Quella sera si mangiava pernice fritta, e quanto era buona!
C’erano quaglie, lepri ed altro, però erano tutti più grandi e difficili da cacciare.
Comunque, da quelle parti c’era una comunità di immigrati abruzzesi, che comprendeva anche la mia famiglia, legata da solidarietà ed aiuto reciproco.
Così, ogni volta che ci si faceva visita reciprocamente si portavano dei doni: cacciagione, marmellate, salsicce, formaggi ed altro.
In quei tempi difficili ogni cosa era un aiuto considerevole, anche perché c’era la guerra e la sua eco si faceva sentire anche dalle nostre parti.

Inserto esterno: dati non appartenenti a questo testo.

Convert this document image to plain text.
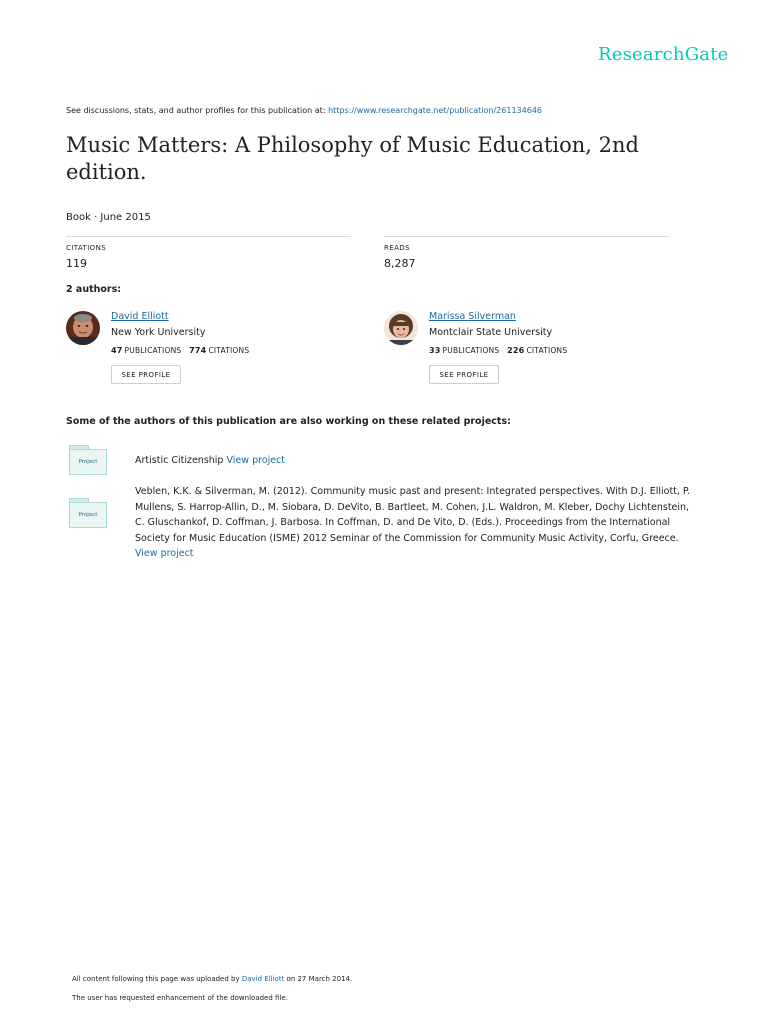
ResearchGate
See discussions, stats, and author profiles for this publication at: https://www.researchgate.net/publication/261134646
Music Matters: A Philosophy of Music Education, 2nd edition.
Book · June 2015
CITATIONS
119
READS
8,287
2 authors:
David Elliott
New York University
47 PUBLICATIONS 774 CITATIONS
SEE PROFILE
Marissa Silverman
Montclair State University
33 PUBLICATIONS 226 CITATIONS
SEE PROFILE
Some of the authors of this publication are also working on these related projects:
Project	Artistic Citizenship View project
Project
Veblen, K.K. & Silverman, M. (2012). Community music past and present: Integrated perspectives. With D.J. Elliott, P. Mullens, S. Harrop-Allin, D., M. Siobara, D. DeVito, B. Bartleet, M. Cohen, J.L. Waldron, M. Kleber, Dochy Lichtenstein, C. Gluschankof, D. Coffman, J. Barbosa. In Coffman, D. and De Vito, D. (Eds.). Proceedings from the International Society for Music Education (ISME) 2012 Seminar of the Commission for Community Music Activity, Corfu, Greece. View project
All content following this page was uploaded by David Elliott on 27 March 2014.
The user has requested enhancement of the downloaded file.
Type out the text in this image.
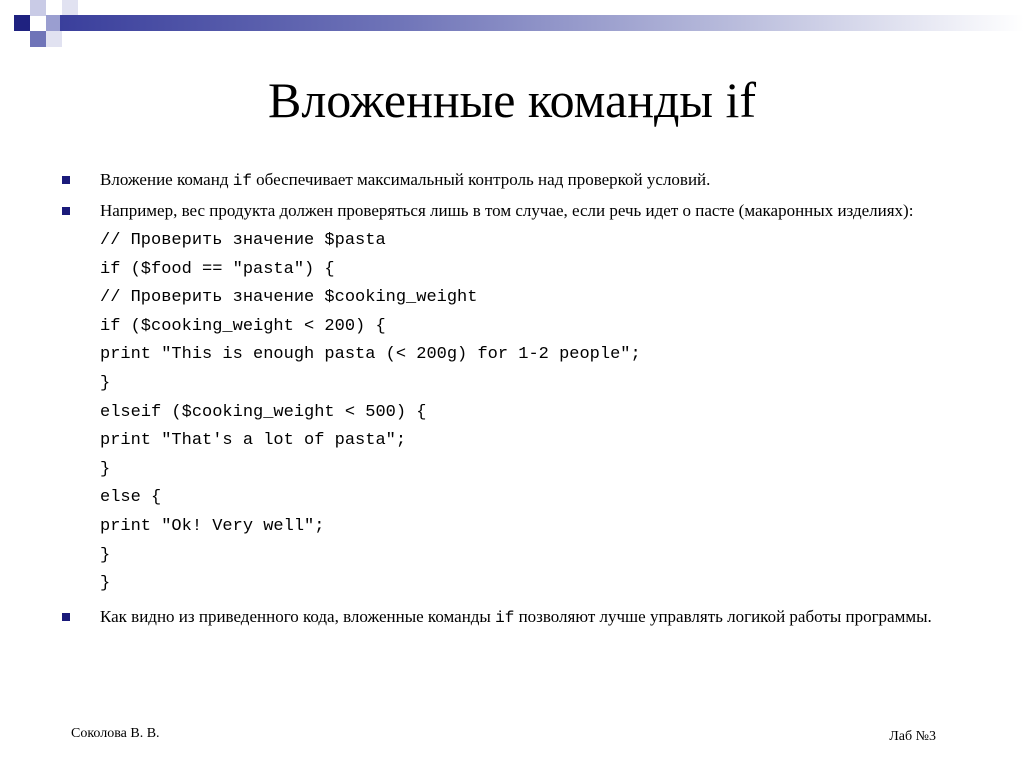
Вложенные команды if
Вложение команд if обеспечивает максимальный контроль над проверкой условий.
Например, вес продукта должен проверяться лишь в том случае, если речь идет о пасте (макаронных изделиях):
// Проверить значение $pasta
if ($food == "pasta") {
// Проверить значение $cooking_weight
if ($cooking_weight < 200) {
print "This is enough pasta (< 200g) for 1-2 people";
}
elseif ($cooking_weight < 500) {
print "That's a lot of pasta";
}
else {
print "Ok! Very well";
}
}
Как видно из приведенного кода, вложенные команды if позволяют лучше управлять логикой работы программы.
Соколова В. В.	Лаб №3
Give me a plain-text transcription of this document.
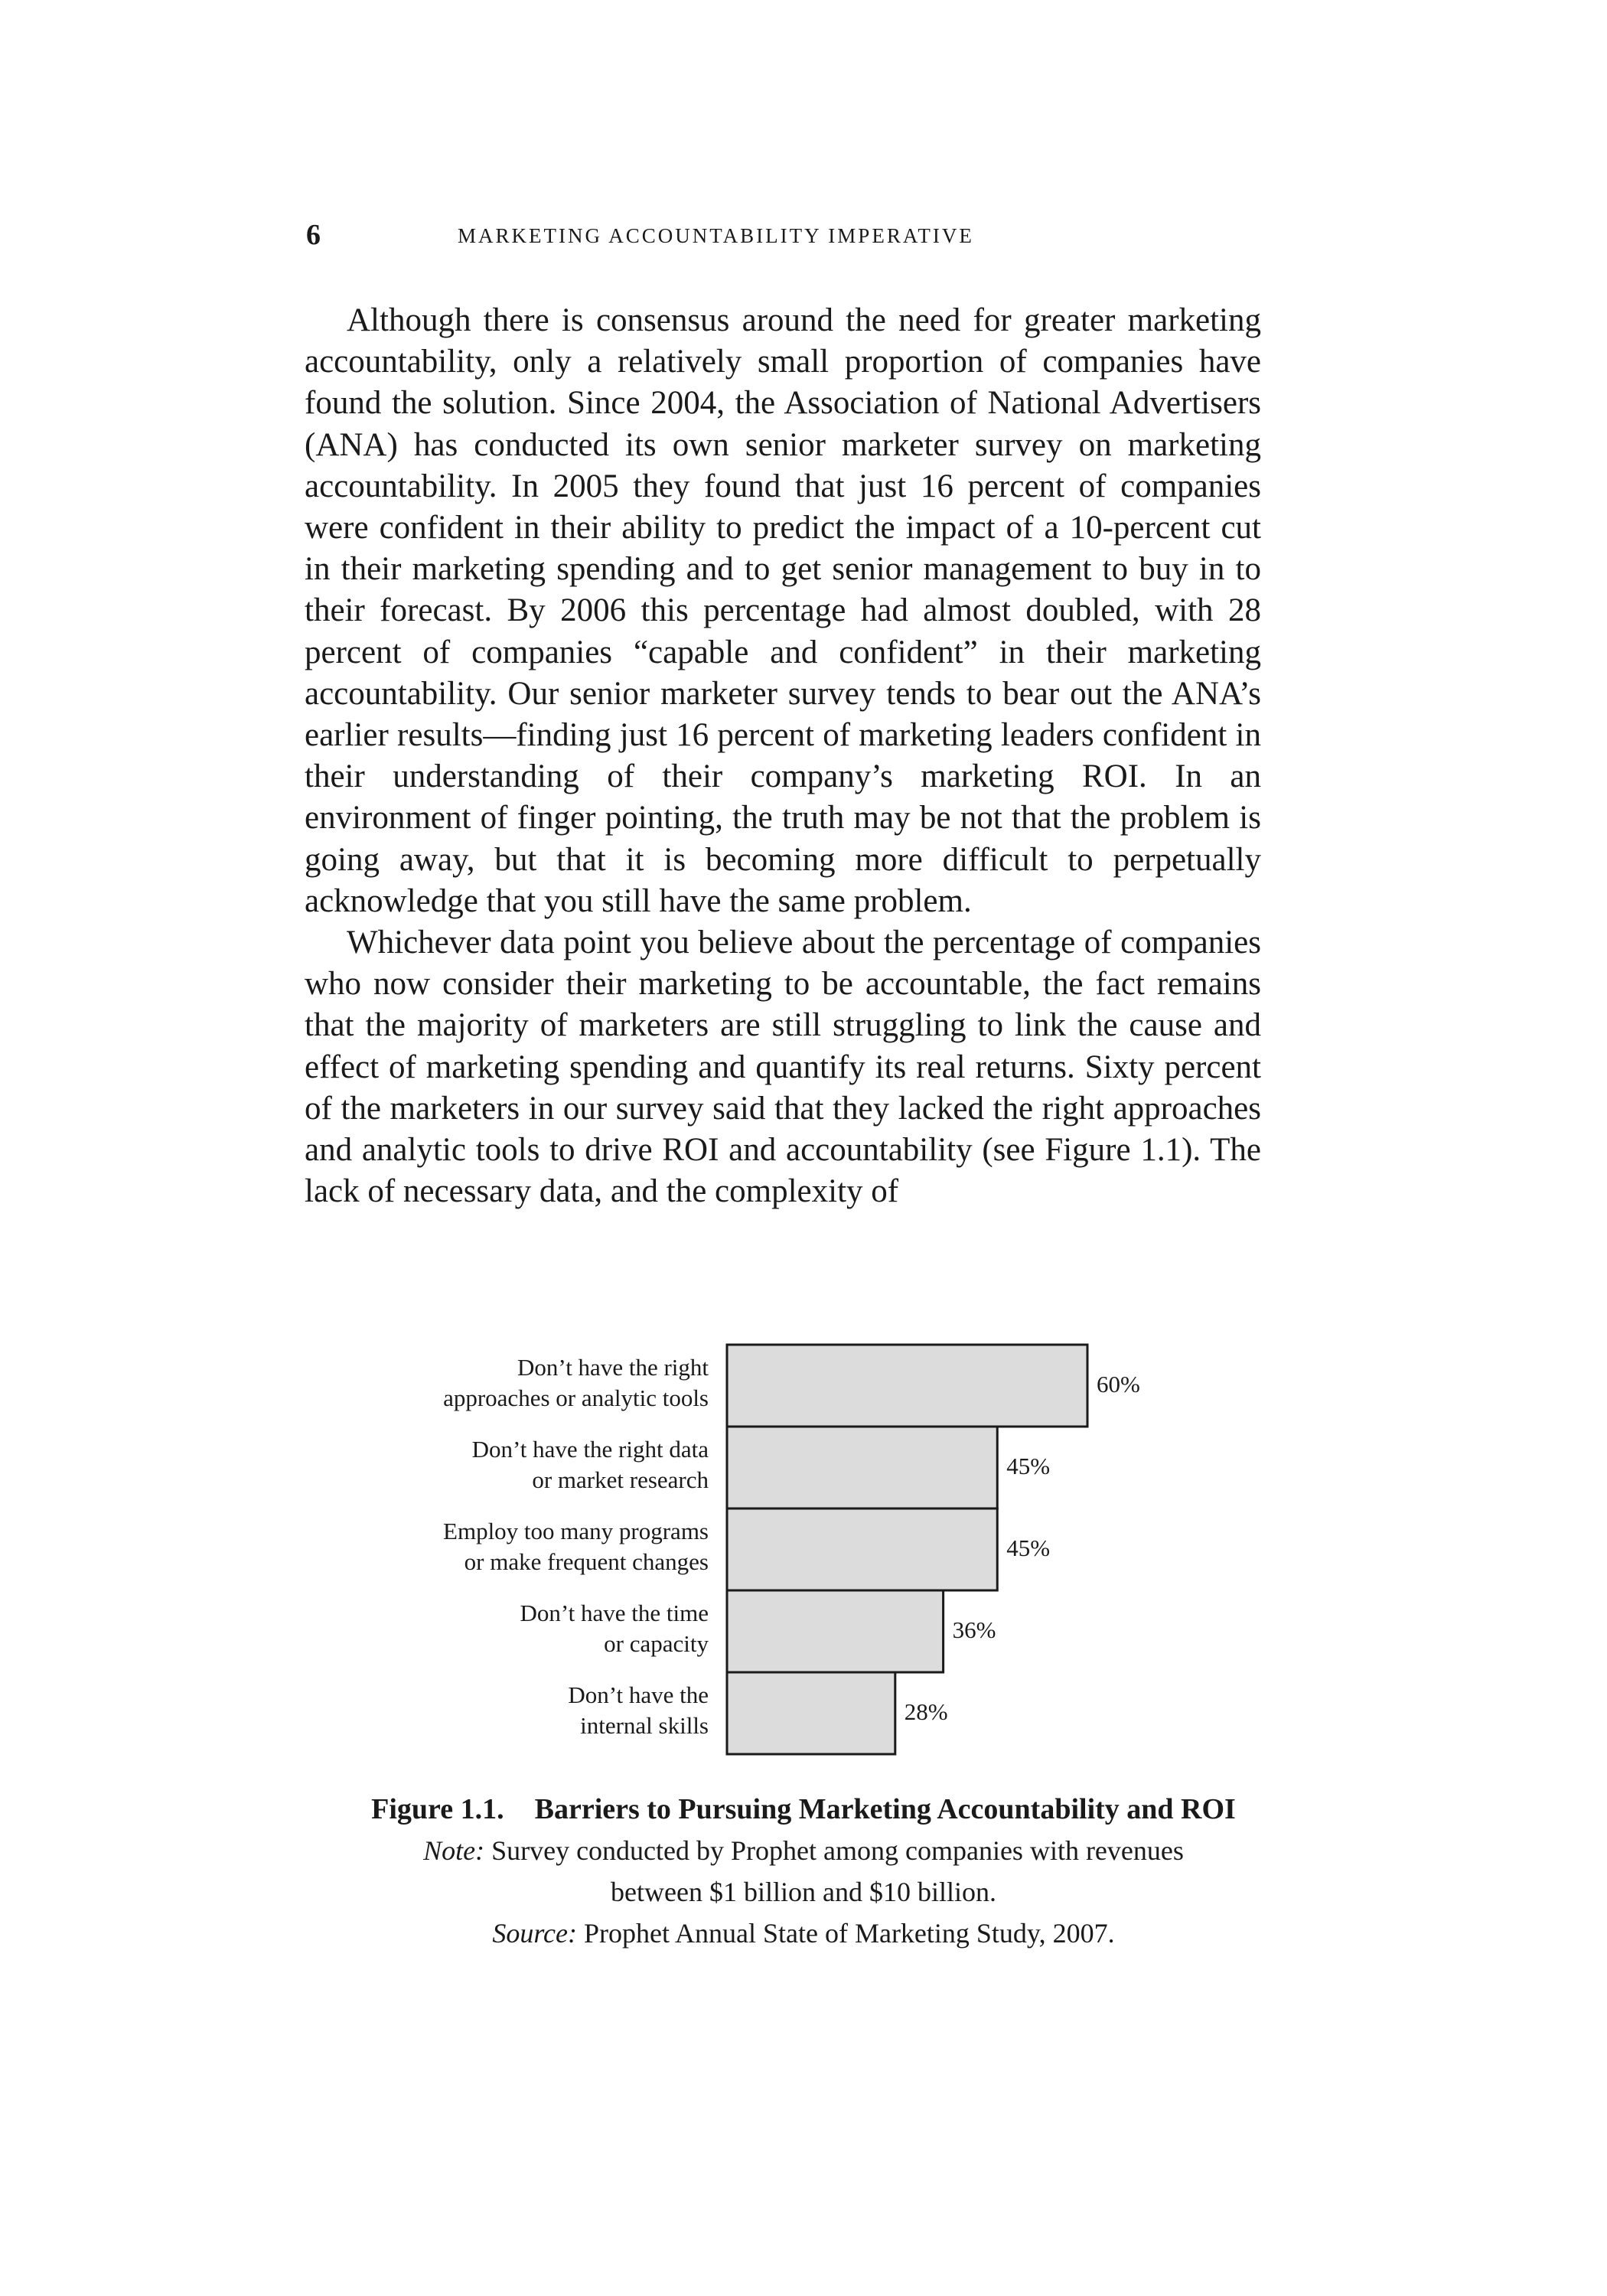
6	MARKETING ACCOUNTABILITY IMPERATIVE

Although there is consensus around the need for greater marketing accountability, only a relatively small proportion of companies have found the solution. Since 2004, the Association of National Advertisers (ANA) has conducted its own senior marketer survey on marketing accountability. In 2005 they found that just 16 percent of companies were confident in their ability to predict the impact of a 10-percent cut in their marketing spending and to get senior management to buy in to their forecast. By 2006 this percentage had almost doubled, with 28 percent of companies “capable and confident” in their marketing accountability. Our senior marketer survey tends to bear out the ANA’s earlier results—finding just 16 percent of marketing leaders confident in their understanding of their company’s marketing ROI. In an environment of finger pointing, the truth may be not that the problem is going away, but that it is becoming more difficult to perpetually acknowledge that you still have the same problem.

Whichever data point you believe about the percentage of companies who now consider their marketing to be accountable, the fact remains that the majority of marketers are still struggling to link the cause and effect of marketing spending and quantify its real returns. Sixty percent of the marketers in our survey said that they lacked the right approaches and analytic tools to drive ROI and accountability (see Figure 1.1). The lack of necessary data, and the complexity of

60%
Don’t have the right
approaches or analytic tools
45%
Don’t have the right data
or market research
45%
Employ too many programs
or make frequent changes
36%
Don’t have the time
or capacity
28%
Don’t have the
internal skills
Figure 1.1. Barriers to Pursuing Marketing Accountability and ROI
Note: Survey conducted by Prophet among companies with revenues
between $1 billion and $10 billion.
Source: Prophet Annual State of Marketing Study, 2007.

Ogni tanto si andava a fare visita a qualche fattoria che lì chiamavamo chacras , di parenti o amici, e dopo cena si giocava a tombola, si parlava della guerra, specialmente della patria lontana e dei parenti che combattevano su diversi fronti.
Ero molto piccolo, così mi mettevano seduto accanto ai miei genitori su un alto seggiolino dove mi annoiavo tantissimo e ricevevo ogni tanto, per stare buono, una bella fetta di torta e poi mi addormentavo, senza ricordare più nulla.